Les actionnaires de Suez se sont prononcés, le 16 juillet, sur la fusion qui leur est proposée avec le joyau GDF, arraché à la couronne d’EDF. Deux journalistes, l’un du quotidien belge le Soir et l’autre du Figaro, ont eu la bonne idée de revenir sur la genèse de l’une des plus importantes sagas industrielles, financières et politiques de ces dernières années. S’y croise une grande partie de la noblesse d’État, issue des grandes écoles, passée par des cabinets ministériels avant de rejoindre la direction d’un groupe du CAC 40. Endogamie, quand tu nous tiens ! Gérard Mestrallet, PDG de Suez est passé par le cabinet de Jacques Delors dans les années 80, et Jean-François Cirelli, passé de l’Élysée à Matignon sous Jean-Pierre Raffarin avant d’atterrir à la direction de GDF.

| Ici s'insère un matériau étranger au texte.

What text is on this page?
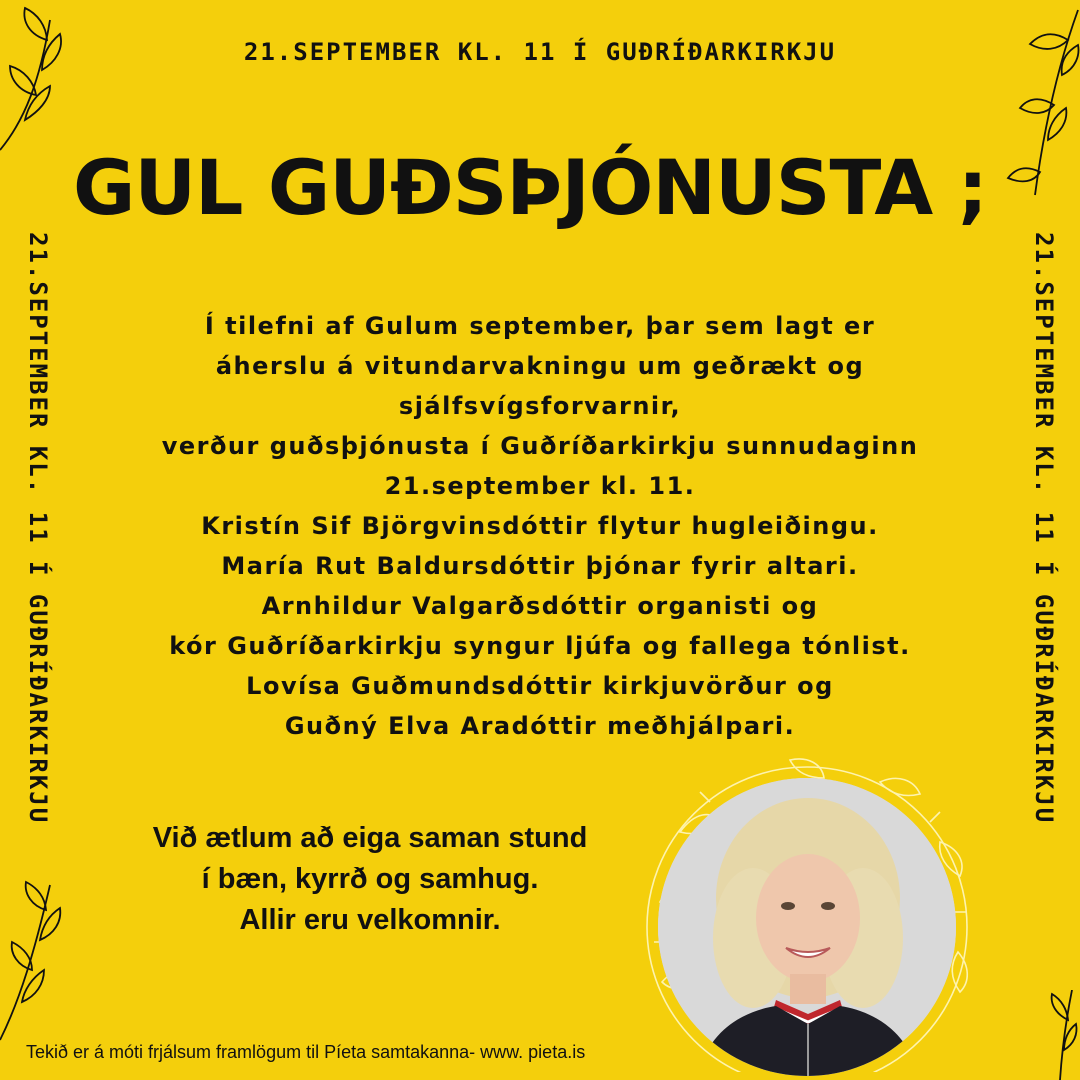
21.SEPTEMBER KL. 11 Í GUÐRÍÐARKIRKJU
GUL GUÐSÞJÓNUSTA ;
21.SEPTEMBER KL. 11 Í GUÐRÍÐARKIRKJU	21.SEPTEMBER KL. 11 Í GUÐRÍÐARKIRKJU
Í tilefni af Gulum september, þar sem lagt er
áherslu á vitundarvakningu um geðrækt og
sjálfsvígsforvarnir,
verður guðsþjónusta í Guðríðarkirkju sunnudaginn
21.september kl. 11.
Kristín Sif Björgvinsdóttir flytur hugleiðingu.
María Rut Baldursdóttir þjónar fyrir altari.
Arnhildur Valgarðsdóttir organisti og
kór Guðríðarkirkju syngur ljúfa og fallega tónlist.
Lovísa Guðmundsdóttir kirkjuvörður og
Guðný Elva Aradóttir meðhjálpari.
Við ætlum að eiga saman stund
í bæn, kyrrð og samhug.
Allir eru velkomnir.
Tekið er á móti frjálsum framlögum til Píeta samtakanna- www. pieta.is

L’ouvrage montre bien à quel point cette fusion résulte avant tout d’une convergence d’intérêts aussi divers que les ambitions personnelles des dirigeants, d’espérances de gains des actionnaires, et de la volonté politique de créer un concurrent à EDF dans le cadre de la libéralisation de l’énergie. Concrétisée sous la présidence Sarkozy, portée sur les fonds baptismaux par le prédécesseur de François Fillon à Matignon, Dominique de Villepin, la fusion avait déjà failli se faire sous le gouvernement dit de « gauche plurielle » de Lionel Jospin. Au total, le rapprochement entre Suez et GDF est un scénario évoqué par les deux groupes depuis la fin des années 90, sans que les députés aient pu en discuter avant 2006. Et encore : ils sont alors sous le feu roulant des deux groupes et de l’UMP.
Les auteurs montrent aussi que cette fusion puise ses racines dans le rapprochement entre Suez, dont la filiale principale est l’EDF-GDF belge Electrabel, et la Lyonnaise des Eaux. Une guerre d’influence s’est développée entre les deux parties de cet empire dirigé par un français. Dans cette lutte pour conserver le pouvoir, les dirigeants de Suez n’ont pas hésité à brider le développement de leur filiale belge, à procéder à un développement hasardeux de la Lyonnaise à l’international. Dans cette optique, GDF est une manière de conserver le pouvoir de la direction française sur son impétueuse filiale belge.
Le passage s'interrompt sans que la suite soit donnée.